Eugene Mabus Frandzen, illustrator, painter, printmaker, and teacher, was born in San Diego, California on 13 April 1983 to Eugene and Charlotte Elizabeth Davies Frandzen. His father died in 1900, his mother passed away in 1907, his grandmother died in 1912, and his brother’s death occurred in 1913.
At the age of twenty-years-old, Eugene became head of the household and moved with his younger sister, Glenn, to Chicago. Eugene studied at the School of the Art Institute of Chicago and upon his graduation in 1917, he was awarded the First Place Goodman Prize from his oil portrait of his sister.
After graduation, Frandzen taught briefly at the School’s juvenile extension class in Longwood, Illinois. In 1918, he was drafted in the United States Army and was a First Lieutenant in the Illinois Field Artillery Reserve Corps. During the last two months of World War I, he served in France. After fulfilling his military duty, Frandzen returned to Chicago and opened his first commercial art studio. By 1921, he was living in New York and working independently as an illustrator. His studio was located on West 13th Street.

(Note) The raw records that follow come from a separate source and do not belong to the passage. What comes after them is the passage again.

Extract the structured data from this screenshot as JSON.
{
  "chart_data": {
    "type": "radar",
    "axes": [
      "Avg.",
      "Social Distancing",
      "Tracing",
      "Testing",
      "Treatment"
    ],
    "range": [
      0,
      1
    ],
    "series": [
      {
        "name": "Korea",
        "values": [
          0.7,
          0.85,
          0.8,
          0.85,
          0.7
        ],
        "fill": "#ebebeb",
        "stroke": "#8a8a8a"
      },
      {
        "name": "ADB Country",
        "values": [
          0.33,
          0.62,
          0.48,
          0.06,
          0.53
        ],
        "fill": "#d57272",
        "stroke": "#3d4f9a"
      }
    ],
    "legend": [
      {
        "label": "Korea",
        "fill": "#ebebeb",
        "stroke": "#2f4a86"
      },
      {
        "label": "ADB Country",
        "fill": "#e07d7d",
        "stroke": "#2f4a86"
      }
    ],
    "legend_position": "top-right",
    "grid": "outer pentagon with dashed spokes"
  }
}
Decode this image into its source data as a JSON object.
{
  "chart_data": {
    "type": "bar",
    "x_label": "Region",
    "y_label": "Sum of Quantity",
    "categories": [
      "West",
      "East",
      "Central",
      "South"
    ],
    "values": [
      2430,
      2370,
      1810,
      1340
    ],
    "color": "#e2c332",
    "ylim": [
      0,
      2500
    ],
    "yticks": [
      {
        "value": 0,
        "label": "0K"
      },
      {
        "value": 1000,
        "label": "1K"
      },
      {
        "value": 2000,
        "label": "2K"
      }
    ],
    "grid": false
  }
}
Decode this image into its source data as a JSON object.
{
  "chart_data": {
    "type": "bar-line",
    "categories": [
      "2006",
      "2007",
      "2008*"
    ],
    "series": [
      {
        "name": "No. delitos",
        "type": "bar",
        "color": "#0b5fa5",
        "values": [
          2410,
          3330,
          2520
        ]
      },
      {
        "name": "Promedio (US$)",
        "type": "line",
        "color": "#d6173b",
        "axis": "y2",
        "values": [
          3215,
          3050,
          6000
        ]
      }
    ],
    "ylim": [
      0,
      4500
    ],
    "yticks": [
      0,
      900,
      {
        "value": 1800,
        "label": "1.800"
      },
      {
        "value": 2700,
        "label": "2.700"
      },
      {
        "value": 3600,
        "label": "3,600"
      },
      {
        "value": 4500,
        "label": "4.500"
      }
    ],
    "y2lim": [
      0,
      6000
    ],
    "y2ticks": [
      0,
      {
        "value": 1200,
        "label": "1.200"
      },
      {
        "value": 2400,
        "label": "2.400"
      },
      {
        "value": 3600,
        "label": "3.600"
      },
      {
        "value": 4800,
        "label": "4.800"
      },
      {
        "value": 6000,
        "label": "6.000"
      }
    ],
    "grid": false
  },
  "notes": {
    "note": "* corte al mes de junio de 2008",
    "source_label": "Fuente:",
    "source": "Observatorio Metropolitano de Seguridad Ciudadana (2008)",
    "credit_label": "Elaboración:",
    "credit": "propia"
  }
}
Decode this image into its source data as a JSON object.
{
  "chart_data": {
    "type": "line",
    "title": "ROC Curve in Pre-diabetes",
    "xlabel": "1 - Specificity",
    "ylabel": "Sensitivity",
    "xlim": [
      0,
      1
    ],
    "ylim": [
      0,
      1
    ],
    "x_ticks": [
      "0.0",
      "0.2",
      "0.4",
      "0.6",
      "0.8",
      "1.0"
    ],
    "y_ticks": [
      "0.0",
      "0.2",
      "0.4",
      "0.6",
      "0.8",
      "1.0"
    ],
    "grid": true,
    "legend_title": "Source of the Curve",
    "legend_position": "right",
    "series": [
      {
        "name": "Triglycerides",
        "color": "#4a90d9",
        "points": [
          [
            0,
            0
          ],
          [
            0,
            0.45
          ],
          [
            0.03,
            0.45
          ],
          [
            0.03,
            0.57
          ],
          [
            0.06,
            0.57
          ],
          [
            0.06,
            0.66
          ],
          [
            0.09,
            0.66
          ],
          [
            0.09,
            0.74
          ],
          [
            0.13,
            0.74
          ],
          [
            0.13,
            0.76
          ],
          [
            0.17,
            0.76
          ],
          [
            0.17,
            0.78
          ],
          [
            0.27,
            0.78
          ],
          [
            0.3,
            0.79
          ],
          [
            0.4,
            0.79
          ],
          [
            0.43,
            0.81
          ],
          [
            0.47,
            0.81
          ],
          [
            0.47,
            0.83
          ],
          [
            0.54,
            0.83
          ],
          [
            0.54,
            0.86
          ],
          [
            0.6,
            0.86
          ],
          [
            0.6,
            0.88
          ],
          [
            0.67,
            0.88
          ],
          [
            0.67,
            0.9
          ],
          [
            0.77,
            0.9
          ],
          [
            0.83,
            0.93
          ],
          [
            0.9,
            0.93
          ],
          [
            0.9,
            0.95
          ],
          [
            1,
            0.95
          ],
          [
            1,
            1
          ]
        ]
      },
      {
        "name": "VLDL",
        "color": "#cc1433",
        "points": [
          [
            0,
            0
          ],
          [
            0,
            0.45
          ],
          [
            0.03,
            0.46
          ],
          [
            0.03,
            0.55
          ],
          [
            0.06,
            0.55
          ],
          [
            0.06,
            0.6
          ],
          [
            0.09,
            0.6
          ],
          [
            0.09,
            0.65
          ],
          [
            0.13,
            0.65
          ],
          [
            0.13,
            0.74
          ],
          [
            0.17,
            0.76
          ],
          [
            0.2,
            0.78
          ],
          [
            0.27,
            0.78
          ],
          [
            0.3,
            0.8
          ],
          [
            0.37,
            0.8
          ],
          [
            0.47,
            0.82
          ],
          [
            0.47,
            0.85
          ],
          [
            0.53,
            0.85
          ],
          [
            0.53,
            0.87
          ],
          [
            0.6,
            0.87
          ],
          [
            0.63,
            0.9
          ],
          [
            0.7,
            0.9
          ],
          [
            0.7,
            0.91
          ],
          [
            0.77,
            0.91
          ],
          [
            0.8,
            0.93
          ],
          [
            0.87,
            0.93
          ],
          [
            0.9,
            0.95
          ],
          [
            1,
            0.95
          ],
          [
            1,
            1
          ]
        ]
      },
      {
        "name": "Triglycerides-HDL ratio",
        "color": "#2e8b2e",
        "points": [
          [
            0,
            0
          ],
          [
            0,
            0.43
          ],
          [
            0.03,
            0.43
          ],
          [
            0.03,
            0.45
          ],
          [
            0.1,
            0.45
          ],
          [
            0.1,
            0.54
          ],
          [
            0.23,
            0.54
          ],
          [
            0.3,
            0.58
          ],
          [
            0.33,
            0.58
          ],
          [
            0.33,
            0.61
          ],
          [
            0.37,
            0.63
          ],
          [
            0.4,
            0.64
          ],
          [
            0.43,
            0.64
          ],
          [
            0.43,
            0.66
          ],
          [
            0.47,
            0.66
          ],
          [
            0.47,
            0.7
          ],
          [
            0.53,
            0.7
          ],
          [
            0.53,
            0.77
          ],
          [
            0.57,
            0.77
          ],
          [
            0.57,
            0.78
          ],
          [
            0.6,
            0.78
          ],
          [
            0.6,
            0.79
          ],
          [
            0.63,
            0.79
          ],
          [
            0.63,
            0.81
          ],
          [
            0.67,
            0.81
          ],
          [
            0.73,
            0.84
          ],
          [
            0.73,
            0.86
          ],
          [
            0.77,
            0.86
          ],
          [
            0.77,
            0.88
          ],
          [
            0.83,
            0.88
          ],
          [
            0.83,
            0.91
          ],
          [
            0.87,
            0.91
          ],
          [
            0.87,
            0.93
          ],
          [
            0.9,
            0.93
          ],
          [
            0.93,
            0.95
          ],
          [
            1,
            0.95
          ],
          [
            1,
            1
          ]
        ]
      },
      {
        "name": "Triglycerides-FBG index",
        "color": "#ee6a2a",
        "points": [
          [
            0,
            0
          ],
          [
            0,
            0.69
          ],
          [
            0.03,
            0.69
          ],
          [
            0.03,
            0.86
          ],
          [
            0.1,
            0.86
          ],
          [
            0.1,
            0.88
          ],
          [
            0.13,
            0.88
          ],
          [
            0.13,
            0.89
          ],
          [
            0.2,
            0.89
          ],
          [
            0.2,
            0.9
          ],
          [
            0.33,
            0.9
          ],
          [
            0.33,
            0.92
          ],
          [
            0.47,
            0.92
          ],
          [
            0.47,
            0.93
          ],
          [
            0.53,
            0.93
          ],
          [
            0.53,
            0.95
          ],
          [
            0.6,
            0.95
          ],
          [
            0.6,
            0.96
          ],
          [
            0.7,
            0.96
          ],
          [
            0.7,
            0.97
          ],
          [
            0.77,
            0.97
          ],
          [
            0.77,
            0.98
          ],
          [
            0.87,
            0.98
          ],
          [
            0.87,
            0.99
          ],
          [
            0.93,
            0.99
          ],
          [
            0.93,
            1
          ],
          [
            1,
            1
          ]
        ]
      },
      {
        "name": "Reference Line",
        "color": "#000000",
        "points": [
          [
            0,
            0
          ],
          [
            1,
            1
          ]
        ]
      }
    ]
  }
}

Frandzen began studies at the Art Students League and the Grand Central School of Art, where he studied with the illustrator Pruett Carter and, the illustrator and muralist, Dean Cornwell. His illustrations appeared with some regularity in the New York Times in 1922 and the following year he illustrated several children’s books and his illustrations appeared in the magazines Boy’s Life and St. Nicholas.
Over the course of many years, Frandzen produced illustrations for Police Stories and The Elks Magazines. He also contributed illustrations and covers for aviation magazines and illustrated The Black Falcon by Arthur J. Burks and Devildog Squadron: The Crimson Fog by Donald Keyhoe.
In 1937, he moved back to California with his wife, Emma, and settled in Pasadena. He was a member of and exhibited with the Laguna Beach Art Association, the Pasadena Society of Artists, the Printmakers Society of California, and Artists of the Southwest. After WWII, he taught private printmaking classes in his studio and he authored two instructional pamphlets, How to Paint with Acrylic and Outdoor Sketching, Indoor Painting.
The work of Eugene M. Frandzen is represented the Mead Art Museum, Amherst College, Massachusetts; the Metropolitan Museum of Art, New York; the Library of Congress and the National Gallery of Art, Washington, D.C.; and the Wichita Art Museum, Kansas.
Eugene M. Frandzen died on 5 July 1972 in Laguna Beach, California.